Malaria! did not last long, but they played a lead role in the development of the Neue Deutsche Welle (German New Wave) and inspired more successful spin-off bands like Liaisons Dangereuses, which Bartel joined in 1981. Gut went on to become the queen mother of Berlin’s arty electronica scene – and she remains so today. Reeder argues that it was Gut’s restless creative energy that fuelled much of the city’s post-punk music scene.

“Let’s face it, without Gudrun there would have been no Berlin scene,” he says. “She was it. She created it, basically. She wanted to be in a new band every week. She provided us with the balls to have a go. Then people started to jump on that, people who were not necessarily musicians were suddenly wanting to express themselves musically.”

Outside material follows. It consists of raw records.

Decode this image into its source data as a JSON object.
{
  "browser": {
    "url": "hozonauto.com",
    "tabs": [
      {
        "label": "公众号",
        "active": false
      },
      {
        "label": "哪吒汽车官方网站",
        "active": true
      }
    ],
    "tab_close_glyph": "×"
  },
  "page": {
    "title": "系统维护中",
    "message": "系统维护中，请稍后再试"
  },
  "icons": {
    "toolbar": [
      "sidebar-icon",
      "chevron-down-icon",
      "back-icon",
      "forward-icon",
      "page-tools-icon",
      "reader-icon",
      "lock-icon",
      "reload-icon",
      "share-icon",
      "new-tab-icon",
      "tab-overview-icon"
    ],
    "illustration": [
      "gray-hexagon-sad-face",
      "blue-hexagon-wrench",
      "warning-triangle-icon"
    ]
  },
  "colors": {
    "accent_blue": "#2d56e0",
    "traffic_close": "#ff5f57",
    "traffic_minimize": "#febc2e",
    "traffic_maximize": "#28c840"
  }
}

Like most of the early 1980s West Berlin underground, Reeder scraped a living doing multiple jobs – musician, producer, band manager, TV presenter and occasional actor. Drawing on his Manchester contacts, he also served as the German ambassador for Factory Records, promoting the label and hustling for gigs.
“It was just basically me promoting Joy Division, or trying to at least,” says Reeder. “But no one was interested, no one fucking gave a shit. It was miserable Manchester music.”

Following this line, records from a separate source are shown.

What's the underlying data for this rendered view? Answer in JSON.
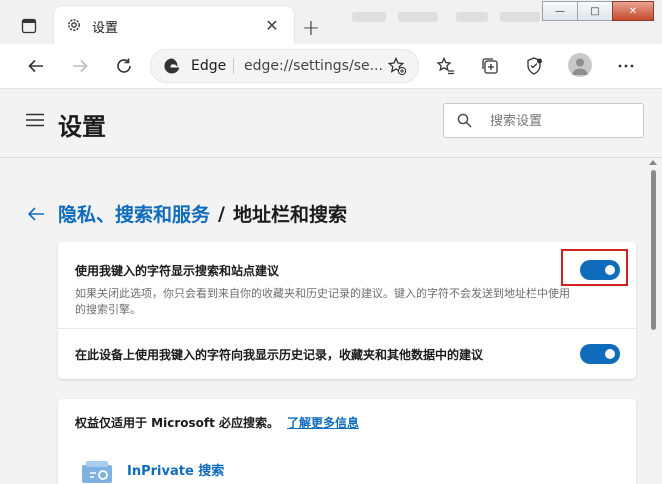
{
  "tab": {
    "title": "设置",
    "close": "✕",
    "new_tab": "+"
  },
  "window_controls": {
    "minimize": "—",
    "maximize": "□",
    "close": "✕"
  },
  "address_bar": {
    "site_label": "Edge",
    "url": "edge://settings/se..."
  },
  "settings": {
    "title": "设置",
    "search_placeholder": "搜索设置"
  },
  "breadcrumb": {
    "parent": "隐私、搜索和服务",
    "separator": "/",
    "current": "地址栏和搜索"
  },
  "suggestions_card": {
    "row1": {
      "title": "使用我键入的字符显示搜索和站点建议",
      "description": "如果关闭此选项，你只会看到来自你的收藏夹和历史记录的建议。键入的字符不会发送到地址栏中使用的搜索引擎。",
      "enabled": true
    },
    "row2": {
      "title": "在此设备上使用我键入的字符向我显示历史记录，收藏夹和其他数据中的建议",
      "enabled": true
    }
  },
  "microsoft_card": {
    "text": "权益仅适用于 Microsoft 必应搜索。",
    "link": "了解更多信息",
    "inprivate_label": "InPrivate 搜索"
  },
  "colors": {
    "accent": "#0f6cbd",
    "highlight": "#d32020"
  }
}
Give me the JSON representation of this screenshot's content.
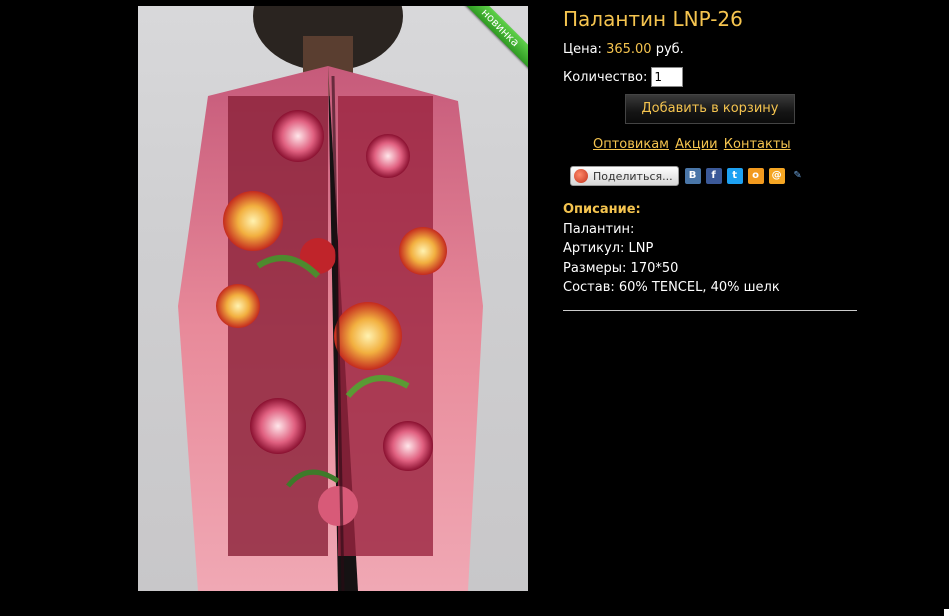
{
  "product": {
    "title": "Палантин LNP-26",
    "badge": "новинка",
    "price_label": "Цена:",
    "price_value": "365.00",
    "price_currency": "руб.",
    "quantity_label": "Количество:",
    "quantity_value": "1",
    "add_to_cart_label": "Добавить в корзину"
  },
  "links": {
    "wholesale": "Оптовикам",
    "promotions": "Акции",
    "contacts": "Контакты"
  },
  "share": {
    "button_label": "Поделиться...",
    "icons": [
      "vkontakte-icon",
      "facebook-icon",
      "twitter-icon",
      "odnoklassniki-icon",
      "mail-ru-icon",
      "livejournal-icon"
    ]
  },
  "description": {
    "heading": "Описание:",
    "line1": "Палантин:",
    "line2": "Артикул: LNP",
    "line3": "Размеры: 170*50",
    "line4": "Состав: 60% TENCEL, 40% шелк"
  },
  "colors": {
    "accent": "#f5c44f",
    "background": "#000000",
    "badge_green": "#3faf2c"
  }
}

Reeder did help to secure Joy Division their only ever Berlin show though, at the Kant Kino cinema close to Zoo Station in January 1980.

“It was a complete and utter disaster,” he says. “Only around 50 people turned up instead of the expected 200, the sound was terrible, and Bernard Sumner antagonised the tetchy crowd by shouting, ‘Speak fucking English, you German bastards!’. That was it, the gig was virtually over. The already fragile atmosphere, which had just about held together, was destroyed instantly. But the band thought it was a great gig. They were so used to playing such crap gigs, they thought it was just like all the others.”

Reeder also formed his own Berlin new wave band, Die Unbekannten (The Unknown), almost by mistake. In June 1981, a promoter friend needed additional performers to pad out the bill for a mini-festival at SO36, a mock celebration of German reunification that proved unexpectedly prophetic. Reeder hastily recruited fellow British ex-pat singer Alistair Gray and future Bad Seeds drummer Thomas Wylder to knock some songs together.

“We got completely pissed writing the lyrics,” he says. “Waiting for a soundcheck down the street, we were drinking beers and schnapps and shit. Then we took these speed tablets that the long-distance lorry drivers used. We were chucking those down and getting off our faces… what could go wrong?”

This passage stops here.